さらに、この製造方法では、第2工程において、キャビティC内に溶融樹脂30を射出するとともに、第1型15と第2型17とを上下方向に加圧しつつ、第1型15と第2型17とを当接させる。このため、キャビティC内に射出した溶融樹脂30をキャビティCの全体に好適に行渡らせることが可能となっている。また、第3工程においても、キャビティC内で溶融樹脂30が固化するまで、第1型15と第2型17とを上下方向に加圧し続ける。

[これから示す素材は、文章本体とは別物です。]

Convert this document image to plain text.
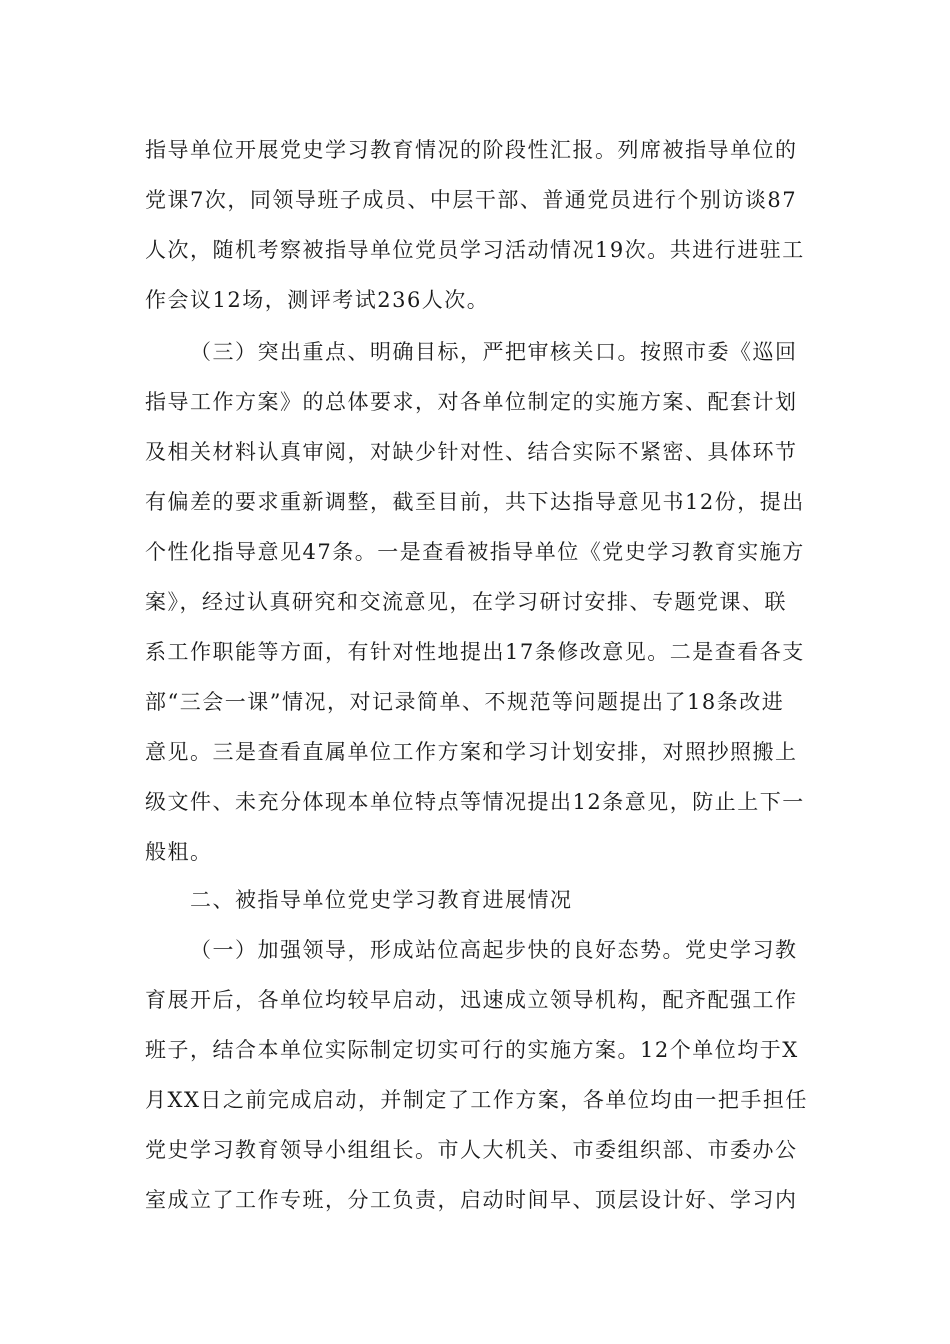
指导单位开展党史学习教育情况的阶段性汇报。列席被指导单位的
党课7次，同领导班子成员、中层干部、普通党员进行个别访谈87
人次，随机考察被指导单位党员学习活动情况19次。共进行进驻工
作会议12场，测评考试236人次。
（三）突出重点、明确目标，严把审核关口。按照市委《巡回
指导工作方案》的总体要求，对各单位制定的实施方案、配套计划
及相关材料认真审阅，对缺少针对性、结合实际不紧密、具体环节
有偏差的要求重新调整，截至目前，共下达指导意见书12份，提出
个性化指导意见47条。一是查看被指导单位《党史学习教育实施方
案》，经过认真研究和交流意见，在学习研讨安排、专题党课、联
系工作职能等方面，有针对性地提出17条修改意见。二是查看各支
部“三会一课”情况，对记录简单、不规范等问题提出了18条改进
意见。三是查看直属单位工作方案和学习计划安排，对照抄照搬上
级文件、未充分体现本单位特点等情况提出12条意见，防止上下一
般粗。
二、被指导单位党史学习教育进展情况
（一）加强领导，形成站位高起步快的良好态势。党史学习教
育展开后，各单位均较早启动，迅速成立领导机构，配齐配强工作
班子，结合本单位实际制定切实可行的实施方案。12个单位均于X
月XX日之前完成启动，并制定了工作方案，各单位均由一把手担任
党史学习教育领导小组组长。市人大机关、市委组织部、市委办公
室成立了工作专班，分工负责，启动时间早、顶层设计好、学习内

これらのため、この製造方法では成形不良が生じ難くなっている。
以上において、本発明を実施例に即して説明したが、本発明は上記実施例に制限されるものではなく、その趣旨を逸脱しない範囲で適宜変更して適用できることはいうまでもない。
例えば、アンテナカバー13に換えて、パネル本体11の表面11aから上方に板状に延びる整流板の他、パネル本体11の表面11aから上方に半球状に突出する凸部等を本発明における「構造体」としても良い。
また、本発明における「構造体」は、パネル本体11の表面11aの上方に延びる場合に限らず、パネル本体11の表面11aから下方に延びる凹部等であっても良い。
また、ルーフパネル1に換えて、ボデー101の側面に設けられる側面パネルや車室CR内に設けられる内装パネル等を本発明における「車両用樹脂パネル」としても良い。